The rationale for using an outgroup to place the root of the tree is as follows: our data set consists of sequences from HIV-1, HIV-2, SIV and HTLV. We know from other evidence that the lineage leading to HTLV branched off before any of the remaining viruses diverged from each other. The root of the tree connecting the organisms investigated here, must therefore be located between the HTLV sequence (the "outgroup") and the rest (the "ingroup"). This way of finding a root is called "outgroup rooting".

Step 8

Inspect the rooted tree that you get as a result of rerooting and consider what this tells you about the origin of HIV viruses.

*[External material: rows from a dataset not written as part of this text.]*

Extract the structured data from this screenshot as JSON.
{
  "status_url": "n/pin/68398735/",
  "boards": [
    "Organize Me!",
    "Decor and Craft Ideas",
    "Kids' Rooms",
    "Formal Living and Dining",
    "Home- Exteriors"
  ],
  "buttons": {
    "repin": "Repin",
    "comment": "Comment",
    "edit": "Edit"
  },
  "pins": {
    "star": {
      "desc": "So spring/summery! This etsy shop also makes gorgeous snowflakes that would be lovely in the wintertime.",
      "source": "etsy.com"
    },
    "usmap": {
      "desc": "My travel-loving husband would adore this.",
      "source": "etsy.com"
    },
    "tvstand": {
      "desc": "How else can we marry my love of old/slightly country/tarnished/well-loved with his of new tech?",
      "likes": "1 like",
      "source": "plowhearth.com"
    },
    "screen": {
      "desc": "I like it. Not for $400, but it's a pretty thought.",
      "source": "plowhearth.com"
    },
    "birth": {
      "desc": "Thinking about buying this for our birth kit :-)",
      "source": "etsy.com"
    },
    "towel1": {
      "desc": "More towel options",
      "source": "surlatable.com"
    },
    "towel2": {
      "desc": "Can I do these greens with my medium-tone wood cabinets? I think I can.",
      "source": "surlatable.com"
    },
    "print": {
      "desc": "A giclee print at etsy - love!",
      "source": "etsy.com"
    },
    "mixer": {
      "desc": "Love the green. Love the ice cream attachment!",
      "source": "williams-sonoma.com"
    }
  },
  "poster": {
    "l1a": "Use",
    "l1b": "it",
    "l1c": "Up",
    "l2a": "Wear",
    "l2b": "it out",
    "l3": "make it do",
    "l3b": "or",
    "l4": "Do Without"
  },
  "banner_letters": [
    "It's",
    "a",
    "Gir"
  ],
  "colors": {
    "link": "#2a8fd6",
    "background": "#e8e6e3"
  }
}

  • Note that all HIV1 sequences form a clade. Which sequence is the sister group to the HIV1 sequences?
  • The HIV2 sequences also form a clade. Which sequences make up the sister group to HIV2?
  • With these groupings in consideration, what can you say about the origin of the two HIV viruses?

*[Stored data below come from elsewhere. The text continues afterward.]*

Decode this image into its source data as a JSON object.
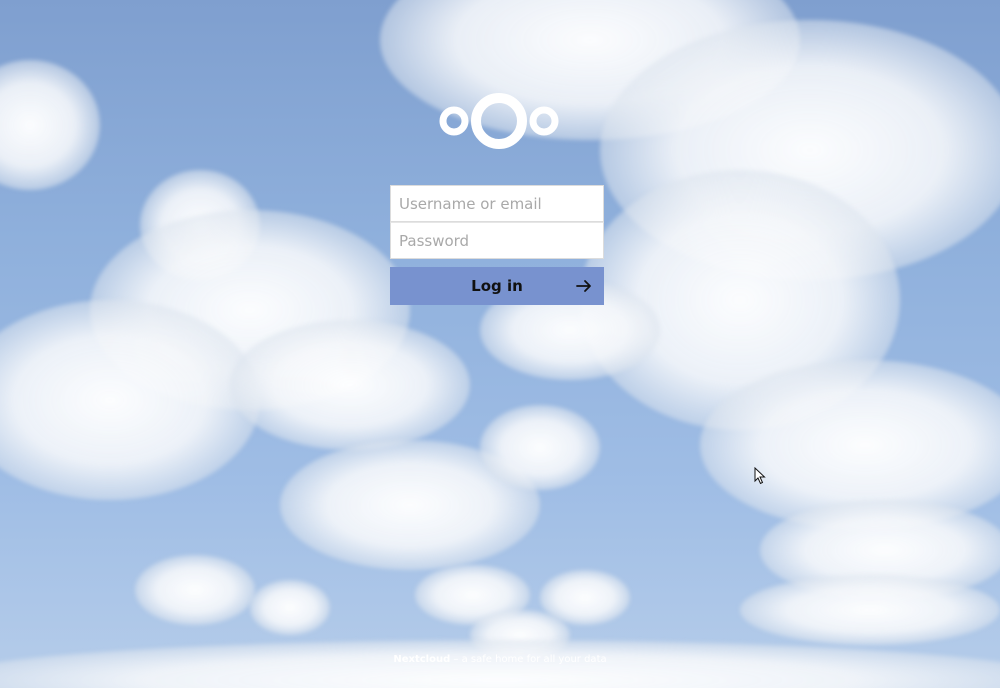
{
  "login": {
    "username_placeholder": "Username or email",
    "password_placeholder": "Password",
    "submit_label": "Log in"
  },
  "footer": {
    "brand": "Nextcloud",
    "tagline": " – a safe home for all your data"
  },
  "icons": {
    "logo": "nextcloud-logo",
    "submit": "arrow-right-icon",
    "pointer": "mouse-cursor-icon"
  },
  "colors": {
    "sky": "#8fb0dc",
    "button": "#7892cf",
    "input_bg": "#ffffff",
    "logo": "#ffffff"
  }
}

Now you can save your tree as a picture by choosing File -> Export Graphics. Choose a suitable location and file format (eg. .png) and hand it in along with your answers.

Time to try on your own!

For the next part of the exercise the task is to create a rooted phylogenetic tree with a dataset consisting of DNA sequences encoding the ribosomal protein L18 from a number of different species. L18 forms part of the 60S subunit of the ribosome. (The sequences used here are not the complete coding sequence, but lack the first 90 nucleotides or so). The sequences can be found via the following link:

Step 9

Your answers should include the following:

  • How did you construct the tree? (alignment method, construction of tree, outgroup etc.).
  • A picture of the tree. Note: It is easy to increase the font size of the sequence names in FigTree. Just click the small arrow next to Tip Labels and enter a new font size.
  • A comparison of your tree with NCBI taxonomy. Are there any taxa that are not placed correctly on your tree?

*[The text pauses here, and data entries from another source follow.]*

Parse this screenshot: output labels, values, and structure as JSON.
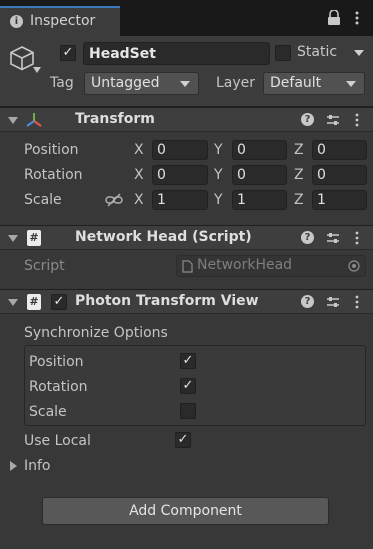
{
  "tab": {
    "title": "Inspector"
  },
  "gameobject": {
    "active_check": "✓",
    "name": "HeadSet",
    "static_label": "Static",
    "tag_label": "Tag",
    "tag_value": "Untagged",
    "layer_label": "Layer",
    "layer_value": "Default"
  },
  "transform": {
    "title": "Transform",
    "help": "?",
    "position": {
      "label": "Position",
      "x": "0",
      "y": "0",
      "z": "0"
    },
    "rotation": {
      "label": "Rotation",
      "x": "0",
      "y": "0",
      "z": "0"
    },
    "scale": {
      "label": "Scale",
      "x": "1",
      "y": "1",
      "z": "1"
    },
    "axis_x": "X",
    "axis_y": "Y",
    "axis_z": "Z"
  },
  "network_head": {
    "title": "Network Head (Script)",
    "help": "?",
    "icon_glyph": "#",
    "script_label": "Script",
    "script_value": "NetworkHead"
  },
  "photon": {
    "title": "Photon Transform View",
    "help": "?",
    "icon_glyph": "#",
    "enabled_check": "✓",
    "sync_label": "Synchronize Options",
    "position_label": "Position",
    "position_check": "✓",
    "rotation_label": "Rotation",
    "rotation_check": "✓",
    "scale_label": "Scale",
    "scale_check": "",
    "use_local_label": "Use Local",
    "use_local_check": "✓",
    "info_label": "Info"
  },
  "add_component": "Add Component",
  "colors": {
    "tab_accent": "#3a79bb",
    "background": "#383838"
  }
}
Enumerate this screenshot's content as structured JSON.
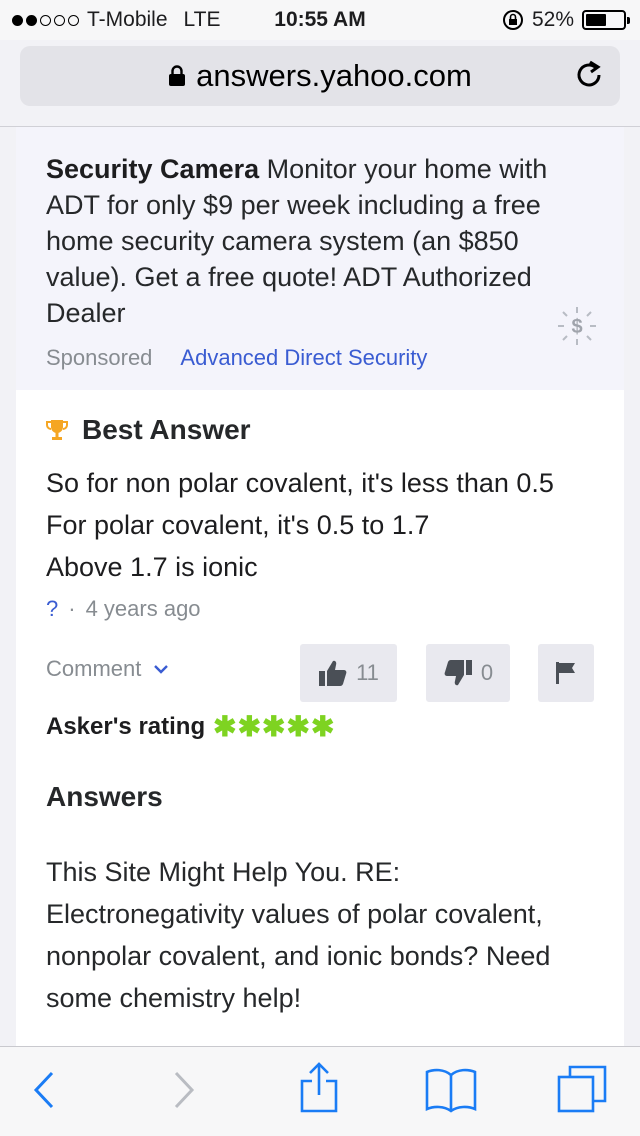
{
  "status": {
    "carrier": "T-Mobile",
    "network": "LTE",
    "time": "10:55 AM",
    "battery": "52%",
    "battery_level": 0.52,
    "signal_bars": 2
  },
  "browser": {
    "url": "answers.yahoo.com"
  },
  "ad": {
    "title_bold": "Security Camera",
    "body": " Monitor your home with ADT for only $9 per week including a free home security camera system (an $850 value). Get a free quote! ADT Authorized Dealer",
    "sponsored_label": "Sponsored",
    "advertiser": "Advanced Direct Security"
  },
  "best_answer": {
    "heading": "Best Answer",
    "lines": [
      "So for non polar covalent, it's less than 0.5",
      "For polar covalent, it's 0.5 to 1.7",
      "Above 1.7 is ionic"
    ],
    "author": "?",
    "separator": "·",
    "time_ago": "4 years ago",
    "comment_label": "Comment",
    "thumbs_up_count": "11",
    "thumbs_down_count": "0",
    "asker_rating_label": "Asker's rating",
    "stars": "✱✱✱✱✱",
    "star_rating": 5
  },
  "answers": {
    "heading": "Answers",
    "text": "This Site Might Help You. RE: Electronegativity values of polar covalent, nonpolar covalent, and ionic bonds? Need some chemistry help!"
  },
  "colors": {
    "link_blue": "#3a5cd2",
    "trophy": "#f5a623",
    "stars_green": "#7ed321",
    "ios_blue": "#1a7cf5"
  }
}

Mitochondrial versus nuclear proteins

In eukaryotes, many proteins occur inside mitochondria, where they function in energy metabolism or in the mitochondrion's own genetic system. This system includes ribosomes that differ from the ribosomes found in the cytoplasm. In this part of the exercise, you will use UniProt to construct a dataset of a specific ribosomal protein (L3) that exists in the large subunit of both cytoplasmic and mitochondrial ribosomes. Then, you will analyse the phylogeny of the dataset.

Step 10

  1. Find all proteins named "ribosomal protein L3" from as many eukaryotes (Eukaryota) as possible in Swiss-Prot. Avoid fragments. How many results do you get? (Remember, as always, to include the search string in your answer).
  2. How many of these have a Subcellular location of "mitochondrion" and "cytoplasm", respectively? Download the results of these two searches in FASTA format.
  3. Now combine the two data sets from the previous question into one FASTA file (using jEdit or another plain text editor). Note that their names start by "RL3" (cytoplasmic) or "RM03"/"RK3" (mitochondrial) which is very convenient for telling the difference between them. If you have any names that do not begin with "RL3", "RK3" or "RM03", revisit your UniProt search criteria! Hand in your FASTA file as an attachment to your answers (do not include it in your PDF).
  4. Make a phylogenetic tree of all the sequences (cytoplasmic as well as mitochondrial). Describe all the steps you did to make it.
  5. Visualize the tree using FigTree. Reroot the tree so that the cytoplasmic and the mitochondrial sequences are in two monophyletic groups (if possible). Include a picture of the rerooted tree in your answer.
  6. Consider your rerooted tree. Are the mitochondrial proteins most closely related to each other, or is each mitochondrial protein most closely related to its cytoplasmic counterpart from the same species? Does this indicate that mitochondria have evolved once or many times in the eukaryotes?
  7. Consider those species that are represented in both the cytoplasmic and the mitochondrial group. Do the two subtrees agree on the phylogeny of the eukaryotes? If no, where do you see differences?
  8. Where has evolution been faster (where are there most mutations per time unit) - among the cytoplasmic or the mitochondrial proteins?